Nancy Pelosi would've been able to find the votes for passing this in the House. She's good at that sort of thing. And eventually some Democratic holdouts there would come to realize that taking a Democratic instead of Republican position on a major issue for once could help them get re-elected when they're running as Democrats. Then, in the Senate, would Republicans filibuster such a bill? Yes, probably. But if they did, there's nothing wrong with that! Democrats could've brought it up for a vote day after day after day for a couple of weeks, broadcasting Republicans' blockage of historically large middle-class tax cuts. And if Republicans stayed unified through the election, Democrats could then resort to passing it in a lame-duck session.
But now, this seems to be the Dems' devastating self-inflicted realistic doom scenario: Republicans will likely win at least one chamber of Congress on election day, then they'll start gloating about how they have a mandate to serve the people, and Democrats should stop rushing legislation since clearly America rejected their stupid faces, blah blah blah. Senate Republicans will have every incentive to keep filibustering the Democrats' plan through the lame-duck session. Then, unless the Democrats compromise during the lame-duck, the new Republican leadership in one or more chambers will introduce bills for permanently extending all Bush tax cuts — just as they promised to do in their comical "Pledge" yesterday — and eventually strong-arm the Obama administration into supporting it as the only tax-extension plan remaining. Obama's clearest and most repeated campaign promise was to not raise taxes (or allow tax cuts to expire) on Americans making less than $250,000 per year. If next year's Republican plan is his only opportunity to keep that promise, he'll sign it. Republicans will both take credit and continue attacking him, for not signing it earlier or something.

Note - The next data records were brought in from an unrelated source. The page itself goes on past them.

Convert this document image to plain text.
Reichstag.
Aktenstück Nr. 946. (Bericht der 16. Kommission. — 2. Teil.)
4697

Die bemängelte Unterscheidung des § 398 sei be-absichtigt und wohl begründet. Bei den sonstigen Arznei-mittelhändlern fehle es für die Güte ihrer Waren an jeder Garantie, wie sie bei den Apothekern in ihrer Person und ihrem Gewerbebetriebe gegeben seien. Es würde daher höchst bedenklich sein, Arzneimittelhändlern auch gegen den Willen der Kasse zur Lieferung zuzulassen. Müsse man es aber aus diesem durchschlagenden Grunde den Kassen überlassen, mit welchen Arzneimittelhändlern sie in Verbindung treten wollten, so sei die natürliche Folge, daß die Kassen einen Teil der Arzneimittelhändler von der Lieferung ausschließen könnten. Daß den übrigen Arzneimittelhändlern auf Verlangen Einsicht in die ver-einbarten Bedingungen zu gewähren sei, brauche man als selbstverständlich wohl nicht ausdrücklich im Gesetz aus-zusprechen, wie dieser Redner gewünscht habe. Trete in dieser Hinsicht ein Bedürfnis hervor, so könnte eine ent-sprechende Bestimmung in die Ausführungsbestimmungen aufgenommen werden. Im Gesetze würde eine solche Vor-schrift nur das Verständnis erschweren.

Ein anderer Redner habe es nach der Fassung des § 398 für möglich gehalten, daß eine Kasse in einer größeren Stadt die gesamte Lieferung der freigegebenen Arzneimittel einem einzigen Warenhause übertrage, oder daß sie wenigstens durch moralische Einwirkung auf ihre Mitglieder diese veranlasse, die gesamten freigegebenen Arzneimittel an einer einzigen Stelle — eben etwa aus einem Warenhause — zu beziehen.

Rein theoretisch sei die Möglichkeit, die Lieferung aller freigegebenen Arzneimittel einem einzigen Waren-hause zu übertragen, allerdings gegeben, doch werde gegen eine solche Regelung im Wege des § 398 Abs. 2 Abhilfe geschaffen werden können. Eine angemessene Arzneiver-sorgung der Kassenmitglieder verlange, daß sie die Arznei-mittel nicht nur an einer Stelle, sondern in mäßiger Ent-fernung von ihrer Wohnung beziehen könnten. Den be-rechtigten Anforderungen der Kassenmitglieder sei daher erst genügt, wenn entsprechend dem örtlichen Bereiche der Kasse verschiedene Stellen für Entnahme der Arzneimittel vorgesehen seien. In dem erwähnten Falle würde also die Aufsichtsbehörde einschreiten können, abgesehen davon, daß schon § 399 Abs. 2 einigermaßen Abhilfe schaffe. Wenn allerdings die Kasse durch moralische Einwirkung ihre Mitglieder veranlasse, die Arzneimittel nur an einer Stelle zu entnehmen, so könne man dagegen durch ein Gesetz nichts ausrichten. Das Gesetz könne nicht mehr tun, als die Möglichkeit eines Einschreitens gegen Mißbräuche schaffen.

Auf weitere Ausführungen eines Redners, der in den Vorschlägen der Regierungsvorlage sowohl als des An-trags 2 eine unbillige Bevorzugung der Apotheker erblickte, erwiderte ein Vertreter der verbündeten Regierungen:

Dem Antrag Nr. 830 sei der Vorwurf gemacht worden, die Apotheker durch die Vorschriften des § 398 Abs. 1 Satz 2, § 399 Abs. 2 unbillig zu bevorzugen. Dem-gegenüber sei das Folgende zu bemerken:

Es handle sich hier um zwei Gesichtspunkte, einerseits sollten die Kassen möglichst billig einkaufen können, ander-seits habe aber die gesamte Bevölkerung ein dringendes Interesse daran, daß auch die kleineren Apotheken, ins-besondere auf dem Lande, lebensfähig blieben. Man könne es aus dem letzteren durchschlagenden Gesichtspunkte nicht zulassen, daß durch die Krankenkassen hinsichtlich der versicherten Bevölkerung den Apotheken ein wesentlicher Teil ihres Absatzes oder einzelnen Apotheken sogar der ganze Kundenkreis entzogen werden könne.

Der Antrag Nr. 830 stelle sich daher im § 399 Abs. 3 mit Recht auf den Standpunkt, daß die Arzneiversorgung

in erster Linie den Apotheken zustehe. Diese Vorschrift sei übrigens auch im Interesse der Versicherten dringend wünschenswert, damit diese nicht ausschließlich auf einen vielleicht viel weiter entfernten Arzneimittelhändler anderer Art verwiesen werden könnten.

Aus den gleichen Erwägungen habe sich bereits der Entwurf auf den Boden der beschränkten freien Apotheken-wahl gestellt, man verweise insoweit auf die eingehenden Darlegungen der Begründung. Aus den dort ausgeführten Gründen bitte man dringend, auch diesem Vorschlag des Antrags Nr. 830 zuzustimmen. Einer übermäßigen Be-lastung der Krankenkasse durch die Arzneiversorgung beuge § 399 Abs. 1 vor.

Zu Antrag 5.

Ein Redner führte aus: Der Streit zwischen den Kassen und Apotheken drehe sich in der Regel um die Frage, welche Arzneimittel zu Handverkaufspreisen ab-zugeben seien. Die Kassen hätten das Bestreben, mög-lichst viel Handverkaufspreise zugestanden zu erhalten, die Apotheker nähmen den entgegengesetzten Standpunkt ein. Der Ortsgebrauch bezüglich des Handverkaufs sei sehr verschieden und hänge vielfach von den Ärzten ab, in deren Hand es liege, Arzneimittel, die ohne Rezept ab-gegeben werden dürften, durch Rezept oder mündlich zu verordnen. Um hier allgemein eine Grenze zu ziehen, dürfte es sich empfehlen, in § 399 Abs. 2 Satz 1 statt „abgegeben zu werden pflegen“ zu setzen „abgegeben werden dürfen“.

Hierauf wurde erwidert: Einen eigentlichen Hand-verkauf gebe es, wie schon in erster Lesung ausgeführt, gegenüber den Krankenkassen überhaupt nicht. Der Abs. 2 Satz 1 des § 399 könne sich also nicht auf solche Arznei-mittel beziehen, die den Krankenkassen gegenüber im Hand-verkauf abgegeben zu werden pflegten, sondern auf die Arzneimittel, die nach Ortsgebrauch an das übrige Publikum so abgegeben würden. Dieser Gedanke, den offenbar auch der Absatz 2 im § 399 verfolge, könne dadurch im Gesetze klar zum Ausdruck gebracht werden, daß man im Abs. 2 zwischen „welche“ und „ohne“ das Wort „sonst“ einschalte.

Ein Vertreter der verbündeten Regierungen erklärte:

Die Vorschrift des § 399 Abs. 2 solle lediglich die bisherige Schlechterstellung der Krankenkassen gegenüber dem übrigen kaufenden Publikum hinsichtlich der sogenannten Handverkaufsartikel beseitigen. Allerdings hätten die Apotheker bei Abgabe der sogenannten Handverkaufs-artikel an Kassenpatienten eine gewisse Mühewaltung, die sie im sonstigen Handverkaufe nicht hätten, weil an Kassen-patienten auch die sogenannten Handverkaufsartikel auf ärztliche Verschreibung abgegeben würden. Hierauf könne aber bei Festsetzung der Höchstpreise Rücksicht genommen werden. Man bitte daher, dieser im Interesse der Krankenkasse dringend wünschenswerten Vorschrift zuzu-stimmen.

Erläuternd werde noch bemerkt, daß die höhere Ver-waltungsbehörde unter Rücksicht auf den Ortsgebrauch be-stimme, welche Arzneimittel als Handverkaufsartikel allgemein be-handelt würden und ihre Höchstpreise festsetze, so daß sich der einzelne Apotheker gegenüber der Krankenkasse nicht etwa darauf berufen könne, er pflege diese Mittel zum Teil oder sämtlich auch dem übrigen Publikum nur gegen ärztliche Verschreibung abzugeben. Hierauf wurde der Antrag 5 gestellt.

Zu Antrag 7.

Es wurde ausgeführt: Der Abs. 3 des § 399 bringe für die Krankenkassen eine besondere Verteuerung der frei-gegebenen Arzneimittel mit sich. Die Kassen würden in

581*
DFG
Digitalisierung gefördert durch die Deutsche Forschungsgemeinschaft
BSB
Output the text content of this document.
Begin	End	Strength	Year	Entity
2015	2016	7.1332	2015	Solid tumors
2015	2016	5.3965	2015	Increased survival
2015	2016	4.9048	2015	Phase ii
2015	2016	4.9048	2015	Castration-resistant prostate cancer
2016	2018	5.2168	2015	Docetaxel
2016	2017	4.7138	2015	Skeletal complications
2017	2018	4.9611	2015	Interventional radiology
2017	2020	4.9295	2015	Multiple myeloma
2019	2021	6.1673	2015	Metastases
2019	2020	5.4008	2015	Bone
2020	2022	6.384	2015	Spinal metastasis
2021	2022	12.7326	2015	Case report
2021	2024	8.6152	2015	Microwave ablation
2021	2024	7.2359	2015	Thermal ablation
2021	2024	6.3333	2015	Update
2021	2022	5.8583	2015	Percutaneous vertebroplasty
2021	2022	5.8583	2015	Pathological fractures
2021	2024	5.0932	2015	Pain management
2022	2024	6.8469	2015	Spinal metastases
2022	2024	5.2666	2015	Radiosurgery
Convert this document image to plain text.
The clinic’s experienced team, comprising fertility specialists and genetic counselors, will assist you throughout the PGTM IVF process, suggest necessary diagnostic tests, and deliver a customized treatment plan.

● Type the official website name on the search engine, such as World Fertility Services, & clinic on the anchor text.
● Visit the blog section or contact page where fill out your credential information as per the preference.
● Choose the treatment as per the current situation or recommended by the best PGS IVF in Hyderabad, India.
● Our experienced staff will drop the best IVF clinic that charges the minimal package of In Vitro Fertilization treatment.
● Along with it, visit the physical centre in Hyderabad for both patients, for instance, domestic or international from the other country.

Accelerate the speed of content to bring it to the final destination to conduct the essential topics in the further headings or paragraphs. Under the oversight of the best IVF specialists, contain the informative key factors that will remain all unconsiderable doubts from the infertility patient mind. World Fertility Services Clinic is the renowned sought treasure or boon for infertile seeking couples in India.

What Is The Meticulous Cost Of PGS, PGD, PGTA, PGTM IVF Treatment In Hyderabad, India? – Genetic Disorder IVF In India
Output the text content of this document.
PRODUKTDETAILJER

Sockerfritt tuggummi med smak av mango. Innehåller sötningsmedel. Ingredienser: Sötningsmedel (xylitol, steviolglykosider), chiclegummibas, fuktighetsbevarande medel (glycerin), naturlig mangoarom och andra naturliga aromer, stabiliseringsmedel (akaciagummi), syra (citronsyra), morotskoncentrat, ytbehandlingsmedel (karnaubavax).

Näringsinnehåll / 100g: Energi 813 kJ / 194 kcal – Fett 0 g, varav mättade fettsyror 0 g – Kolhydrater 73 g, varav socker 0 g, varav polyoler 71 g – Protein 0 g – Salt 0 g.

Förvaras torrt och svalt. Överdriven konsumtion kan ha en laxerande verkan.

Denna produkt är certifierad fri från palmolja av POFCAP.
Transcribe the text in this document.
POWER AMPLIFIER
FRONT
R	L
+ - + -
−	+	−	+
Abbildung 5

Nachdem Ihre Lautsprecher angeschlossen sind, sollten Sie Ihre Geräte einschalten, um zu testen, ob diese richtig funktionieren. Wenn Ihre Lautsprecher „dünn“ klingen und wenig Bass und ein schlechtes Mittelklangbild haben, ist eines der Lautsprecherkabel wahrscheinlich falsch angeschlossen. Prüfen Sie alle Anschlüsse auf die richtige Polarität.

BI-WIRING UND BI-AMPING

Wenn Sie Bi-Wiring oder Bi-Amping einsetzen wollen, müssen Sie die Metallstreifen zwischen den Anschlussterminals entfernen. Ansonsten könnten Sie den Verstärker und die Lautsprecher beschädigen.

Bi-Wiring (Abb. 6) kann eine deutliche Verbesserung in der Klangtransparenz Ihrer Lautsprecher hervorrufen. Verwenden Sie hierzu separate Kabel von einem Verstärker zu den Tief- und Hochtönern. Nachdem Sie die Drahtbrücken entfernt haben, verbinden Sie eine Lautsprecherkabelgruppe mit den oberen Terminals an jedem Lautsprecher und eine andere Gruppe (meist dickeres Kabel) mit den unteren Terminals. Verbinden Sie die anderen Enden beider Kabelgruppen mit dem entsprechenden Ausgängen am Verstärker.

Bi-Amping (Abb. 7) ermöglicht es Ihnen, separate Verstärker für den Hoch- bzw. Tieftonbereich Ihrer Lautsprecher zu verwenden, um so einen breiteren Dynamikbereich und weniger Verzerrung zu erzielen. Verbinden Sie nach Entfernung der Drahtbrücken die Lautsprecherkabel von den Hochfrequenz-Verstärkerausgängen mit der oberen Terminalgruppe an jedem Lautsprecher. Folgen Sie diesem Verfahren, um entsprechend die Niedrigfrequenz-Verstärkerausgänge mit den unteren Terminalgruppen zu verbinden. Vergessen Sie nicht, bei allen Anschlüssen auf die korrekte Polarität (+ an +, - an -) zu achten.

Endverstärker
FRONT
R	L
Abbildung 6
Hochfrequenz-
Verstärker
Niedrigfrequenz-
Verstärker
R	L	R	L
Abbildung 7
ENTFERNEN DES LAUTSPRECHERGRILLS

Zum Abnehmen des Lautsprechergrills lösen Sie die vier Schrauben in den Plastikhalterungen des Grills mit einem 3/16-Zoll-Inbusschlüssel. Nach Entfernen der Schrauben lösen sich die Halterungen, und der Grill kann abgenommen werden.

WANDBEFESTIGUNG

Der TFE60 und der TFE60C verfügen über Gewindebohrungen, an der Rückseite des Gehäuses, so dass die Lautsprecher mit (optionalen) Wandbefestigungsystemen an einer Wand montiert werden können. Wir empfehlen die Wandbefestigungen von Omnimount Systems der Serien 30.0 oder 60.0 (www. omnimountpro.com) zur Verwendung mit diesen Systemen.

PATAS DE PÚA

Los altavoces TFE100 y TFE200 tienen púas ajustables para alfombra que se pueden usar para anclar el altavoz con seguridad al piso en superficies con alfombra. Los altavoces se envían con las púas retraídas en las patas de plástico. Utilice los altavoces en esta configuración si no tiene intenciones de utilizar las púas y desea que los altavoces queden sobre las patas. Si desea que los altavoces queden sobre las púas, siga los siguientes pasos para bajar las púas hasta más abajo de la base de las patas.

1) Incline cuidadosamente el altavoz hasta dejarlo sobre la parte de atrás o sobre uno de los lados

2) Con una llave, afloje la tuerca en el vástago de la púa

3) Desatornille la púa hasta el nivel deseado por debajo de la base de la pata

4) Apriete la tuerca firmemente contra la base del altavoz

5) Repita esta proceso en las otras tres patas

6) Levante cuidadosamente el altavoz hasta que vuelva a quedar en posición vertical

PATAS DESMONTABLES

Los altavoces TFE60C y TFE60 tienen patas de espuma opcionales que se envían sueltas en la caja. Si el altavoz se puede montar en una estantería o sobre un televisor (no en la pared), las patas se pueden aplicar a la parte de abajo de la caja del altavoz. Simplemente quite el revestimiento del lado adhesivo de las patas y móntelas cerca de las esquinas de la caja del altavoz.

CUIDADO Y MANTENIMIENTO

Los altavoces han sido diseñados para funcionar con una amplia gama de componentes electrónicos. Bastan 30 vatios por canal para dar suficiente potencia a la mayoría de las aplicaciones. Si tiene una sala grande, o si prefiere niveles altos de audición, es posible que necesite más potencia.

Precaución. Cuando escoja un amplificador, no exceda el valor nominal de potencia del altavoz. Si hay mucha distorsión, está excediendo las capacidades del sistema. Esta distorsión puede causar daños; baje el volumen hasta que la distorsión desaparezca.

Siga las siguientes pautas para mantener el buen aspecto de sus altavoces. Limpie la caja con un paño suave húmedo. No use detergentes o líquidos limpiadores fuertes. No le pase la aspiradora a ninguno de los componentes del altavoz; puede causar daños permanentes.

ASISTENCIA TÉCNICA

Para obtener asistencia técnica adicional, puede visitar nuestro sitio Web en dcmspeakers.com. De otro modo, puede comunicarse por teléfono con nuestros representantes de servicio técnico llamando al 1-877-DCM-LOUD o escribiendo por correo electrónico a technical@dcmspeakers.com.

Can someone at the White House please let us know if we're gaming this wrong? Because this is how many people are gaming it, because it's kind of obvious. Yet all the White House seems to be saying nowadays is that Republicans are mean and scary and to blame for Democrats not even holding votes on their popular bills. The confidence, it radiates! It radiates. On another note, remember when political parties and politicians used to be interested in winning elections?
I'm paid to follow this horror show, is the thing. What's your excuse?